Levenshtein's algorithm (similar to git diff) is used to generate opcodes describing how to transform the original lines to the new lines.
Using these opcodes it is possible to relatively accurately determine the location of each Item, track replacements, insertions, deletions etc.
A check for multiple properties are done, if all the lines in an Item have the same property it's stored as a method to analyze the lines in the future.

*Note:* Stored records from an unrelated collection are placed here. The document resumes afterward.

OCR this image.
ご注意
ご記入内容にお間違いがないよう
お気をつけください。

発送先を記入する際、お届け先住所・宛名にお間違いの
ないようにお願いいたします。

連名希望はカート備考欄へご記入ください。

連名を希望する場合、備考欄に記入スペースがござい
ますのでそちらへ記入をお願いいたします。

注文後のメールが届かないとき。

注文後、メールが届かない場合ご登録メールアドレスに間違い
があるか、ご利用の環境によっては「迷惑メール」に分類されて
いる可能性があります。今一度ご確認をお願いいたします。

A property in this case is a way to compare or measure a line.
If there are no properties that can be used, the Item is going to be ignored in any future diffing.
Repeat from step 3.

Here's the process for diffing:

A new response is inputted, the bytes are similarly split on the same characters as before.
Opcodes are generated in a similar manner as before.
Each line is compared against its respective Item, verifying the new line has the same properties as all the previous lines in the Item.
If the line does not adhere to one of the stored properties, a Diff is created.
(Optional) Find differences in two responses with expected different outcomes and compare the diffs.

Example usage

Go visit Diffuzz to see an awesome fuzzer utilizing HTTPDiff.

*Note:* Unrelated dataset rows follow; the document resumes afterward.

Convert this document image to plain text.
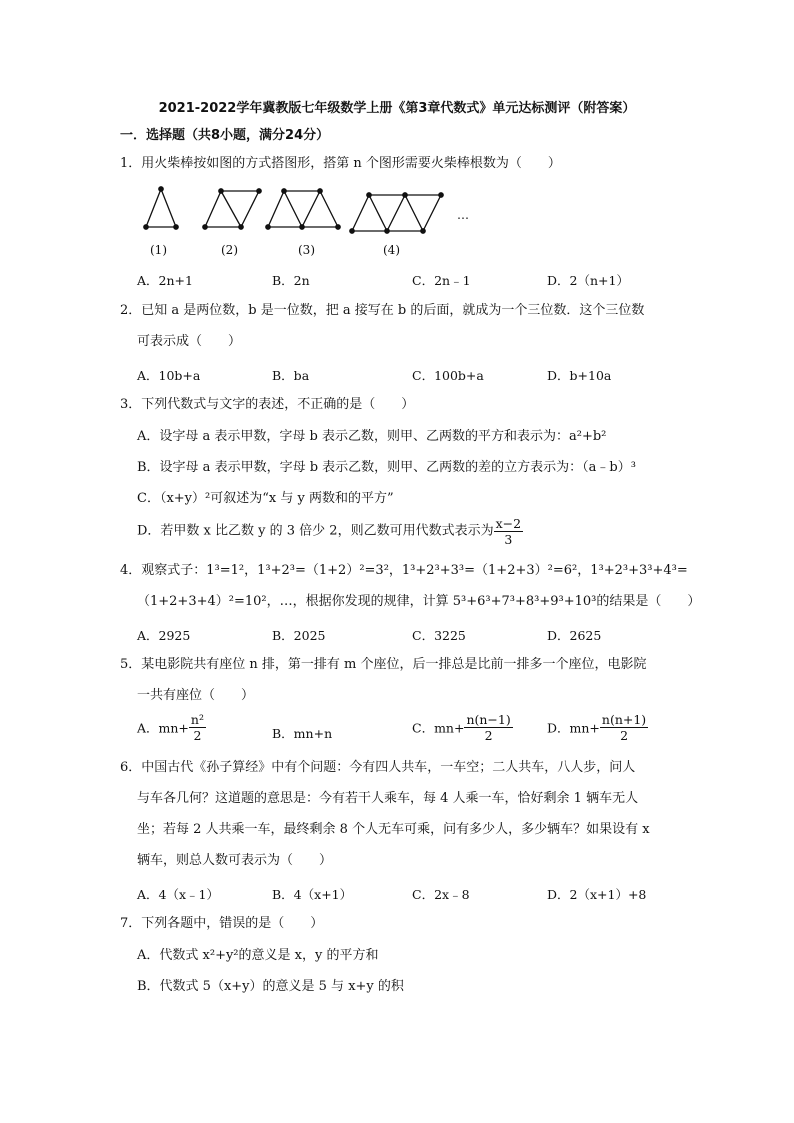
2021-2022学年冀教版七年级数学上册《第3章代数式》单元达标测评（附答案）
一．选择题（共8小题，满分24分）
1．用火柴棒按如图的方式搭图形，搭第 n 个图形需要火柴棒根数为（　　）
…
(1)	(2)	(3)	(4)
A．2n+1	B．2n	C．2n﹣1	D．2（n+1）
2．已知 a 是两位数，b 是一位数，把 a 接写在 b 的后面，就成为一个三位数．这个三位数
可表示成（　　）
A．10b+a	B．ba	C．100b+a	D．b+10a
3．下列代数式与文字的表述，不正确的是（　　）
A．设字母 a 表示甲数，字母 b 表示乙数，则甲、乙两数的平方和表示为：a²+b²
B．设字母 a 表示甲数，字母 b 表示乙数，则甲、乙两数的差的立方表示为：（a﹣b）³
C．（x+y）²可叙述为“x 与 y 两数和的平方”
D．若甲数 x 比乙数 y 的 3 倍少 2，则乙数可用代数式表示为 $\frac{x-2}{3}$
4．观察式子：1³=1²，1³+2³=（1+2）²=3²，1³+2³+3³=（1+2+3）²=6²，1³+2³+3³+4³=
（1+2+3+4）²=10²，…，根据你发现的规律，计算 5³+6³+7³+8³+9³+10³的结果是（　　）
A．2925	B．2025	C．3225	D．2625
5．某电影院共有座位 n 排，第一排有 m 个座位，后一排总是比前一排多一个座位，电影院
一共有座位（　　）
A．$mn+ \frac{\text{n²}}{2}$	B．mn+n	C．$mn+ \frac{n(n-1)}{2}$	D．$mn+ \frac{n(n+1)}{2}$
6．中国古代《孙子算经》中有个问题：今有四人共车，一车空；二人共车，八人步，问人
与车各几何？这道题的意思是：今有若干人乘车，每 4 人乘一车，恰好剩余 1 辆车无人
坐；若每 2 人共乘一车，最终剩余 8 个人无车可乘，问有多少人，多少辆车？如果设有 x
辆车，则总人数可表示为（　　）
A．4（x﹣1）	B．4（x+1）	C．2x﹣8	D．2（x+1）+8
7．下列各题中，错误的是（　　）
A．代数式 x²+y²的意义是 x，y 的平方和
B．代数式 5（x+y）的意义是 5 与 x+y 的积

Here's a small example script showing how HTTPDiff can be used:

from httpdiff import Response, Baseline
import string
import random
import requests

def calibrate_baseline(baseline):
    for _ in range(10):
        value = "".join(random.choice(string.ascii_letters) for _ in range(random.randint(3,15)))
        resp = requests.get(f"https://someurl/endpoint?parameter={value}")
        httpdiff_resp = Response(resp)
        baseline.add_response(httpdiff_resp,payload=value) # Adding value as a parameter for finding reflections

    # Often smart to repeat a single payload twice including a potentially cached response in the baseline
    resp = requests.get(f"https://someurl/endpoint?parameter={value}")
    httpdiff_resp = Response(resp)
    baseline.add_response(httpdiff_resp,payload=value)

def scan(baseline):
    payload1 = "' or '1'='1"
    resp = requests.get(f"https://someurl/endpoint?parameter={payload1}")
    httpdiff_resp1 = Response(resp) 

    # payload2 in this example is supposed to contain a similar payload, but a different result if vulnerable. Kind of an opposite payload. 
    payload2 = "' or '1'='2"
    resp = requests.get(f"https://someurl/endpoint?parameter={payload2}")
    httpdiff_resp2 = Response(resp)

    diffs = list(baseline.is_diff(httpdiff_resp1))
    diffs2 = list(baseline.is_diff(httpdiff_resp2))
    if diffs != diffs2:
        print("Vulnerable to SQL Injection!")
    else:
        print("Not vulnerable to SQL injection!")

def main():
    baseline = Baseline()
    calibrate_baseline(baseline)
    scan(baseline)

if __name__ == "__main__":
    main()

Todo

Implement more property checks for Items
Improve method for diffing integer ranges
Properly handle errors
Do a lot more testing with this tool, bugs may still be present.
Multiple TODO's are scattered around the code, these will be addressed some time in the future.

Tips

Some tips for successfully creating your own scanner of some sort:

Use random values of random length when calibrating a baseline
Use cachebusters
Repeat one set of values during calibration (to ensure potential cache hits are included in the baseline)
Verify the baseline upon a positive result
Verify the same payload a couple of times upon a positive result to verify it's not a fluke
Create an issue if you catch any mistakes in the library
Tell others about HTTPDiff

Keywords

python

httpdiff

FAQs

What is httpdiff?

Is httpdiff well maintained?

Did you know?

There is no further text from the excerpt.